5 thoughts on “5 strategies for weight reduction and a better life for #Americansabroad – Lose your “covered expat” status

  1. calgary411

    You’ve been busy putting this brilliant post together. For every financial planner out there — you show in black and white that being a US Person while living abroad (and even as a homelander anymore) is indeed bizarre. Who would believe what we “know to be true” is a lie? Just how long will the great USA last?

  2. Torishimariyaku

    My case may be different, the exit tax may not be so bad. I am interested to hear any comments.

    I am way over the $2m limit, and there is no realistic way to become non-covered. My personal unrealized capital gains are less than the excluded amount. Most of my assets are in my pension plan.

    Will the following work? On Monday I sell all the assets in the pension plan. Now there are no unrealized gains in the plan. On Wednesday I go to the US Embassy and expatriate. On Thursday I go back to my normal investments in my pension plan.

    I now file the 8854. This will show no unrealized gains in my pension plan on the Tuesday. Given my personal unrealized gains are less than the limit I will pay no exit tax. It would seem then the unrealized gains I own personally can be sold capital gains tax free as I am now a non-resident.

    Any comments would be appreciated. Have I missed something about post-expatriation tax?

    Please post comments here.

    1. renounceuscitizenship Post author

      You have correctly identified the principle that the 877A rule applies to gains.
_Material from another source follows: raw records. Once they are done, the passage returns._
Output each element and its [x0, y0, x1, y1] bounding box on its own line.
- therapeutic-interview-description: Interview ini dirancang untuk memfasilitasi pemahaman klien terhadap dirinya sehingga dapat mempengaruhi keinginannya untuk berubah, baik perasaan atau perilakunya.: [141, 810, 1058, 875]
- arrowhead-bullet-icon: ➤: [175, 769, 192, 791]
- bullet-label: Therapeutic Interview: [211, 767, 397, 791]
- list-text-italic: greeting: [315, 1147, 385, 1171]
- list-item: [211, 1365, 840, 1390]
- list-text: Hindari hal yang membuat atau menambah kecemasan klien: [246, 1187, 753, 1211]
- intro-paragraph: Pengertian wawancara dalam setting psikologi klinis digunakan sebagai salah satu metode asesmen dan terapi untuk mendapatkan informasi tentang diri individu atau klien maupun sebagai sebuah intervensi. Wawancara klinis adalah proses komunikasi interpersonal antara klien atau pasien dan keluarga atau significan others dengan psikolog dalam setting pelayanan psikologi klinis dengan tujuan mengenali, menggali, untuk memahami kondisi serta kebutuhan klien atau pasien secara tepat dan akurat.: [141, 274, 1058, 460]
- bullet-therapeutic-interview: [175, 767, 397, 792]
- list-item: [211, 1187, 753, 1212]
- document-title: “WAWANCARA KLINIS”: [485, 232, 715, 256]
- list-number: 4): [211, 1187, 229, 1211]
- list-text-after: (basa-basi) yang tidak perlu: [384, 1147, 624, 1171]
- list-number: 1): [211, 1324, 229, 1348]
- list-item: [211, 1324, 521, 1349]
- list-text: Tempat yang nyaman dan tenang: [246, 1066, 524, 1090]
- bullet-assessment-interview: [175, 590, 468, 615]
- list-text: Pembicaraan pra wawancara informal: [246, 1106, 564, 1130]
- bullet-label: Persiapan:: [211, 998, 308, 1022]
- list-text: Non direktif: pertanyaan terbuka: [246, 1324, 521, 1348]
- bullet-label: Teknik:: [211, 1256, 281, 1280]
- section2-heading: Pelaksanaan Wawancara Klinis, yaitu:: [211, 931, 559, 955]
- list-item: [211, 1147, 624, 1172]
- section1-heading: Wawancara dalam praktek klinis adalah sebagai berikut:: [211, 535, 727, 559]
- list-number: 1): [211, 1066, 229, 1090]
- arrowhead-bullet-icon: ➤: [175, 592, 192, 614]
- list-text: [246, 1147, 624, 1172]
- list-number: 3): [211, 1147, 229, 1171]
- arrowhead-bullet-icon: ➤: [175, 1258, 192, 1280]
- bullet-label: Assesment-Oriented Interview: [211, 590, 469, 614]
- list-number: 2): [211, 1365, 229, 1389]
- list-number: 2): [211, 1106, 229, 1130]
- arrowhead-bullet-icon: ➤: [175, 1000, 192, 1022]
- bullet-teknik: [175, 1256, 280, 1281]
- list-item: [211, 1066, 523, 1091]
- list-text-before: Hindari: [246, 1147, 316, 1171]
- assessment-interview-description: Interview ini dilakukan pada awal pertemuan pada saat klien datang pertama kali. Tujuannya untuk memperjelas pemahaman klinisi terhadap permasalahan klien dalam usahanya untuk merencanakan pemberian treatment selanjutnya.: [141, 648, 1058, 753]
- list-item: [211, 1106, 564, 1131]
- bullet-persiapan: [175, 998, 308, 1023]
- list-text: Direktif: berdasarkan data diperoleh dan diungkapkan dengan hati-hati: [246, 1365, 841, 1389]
But there are more specific rules for pensions – you should get some personalized, very specialized and very competent advice before taking any steps.

      1. Torishimariyaku

        As I read the rules the assets in the pensions are included in both the net worth and unrealized gains calculation. Does anyone have a reference so I can check out the more specific rules for pension plans?

  3. Torishimariyaku

    The blog suggests some ways to become non-covered. I read about non-grantor trusts, it would seem that the tax treatment of a non-covered person with a non-grantor trust is better than the same person who expatriates as covered. Any thoughts on using a non-grantor trust to get below the $2m limit?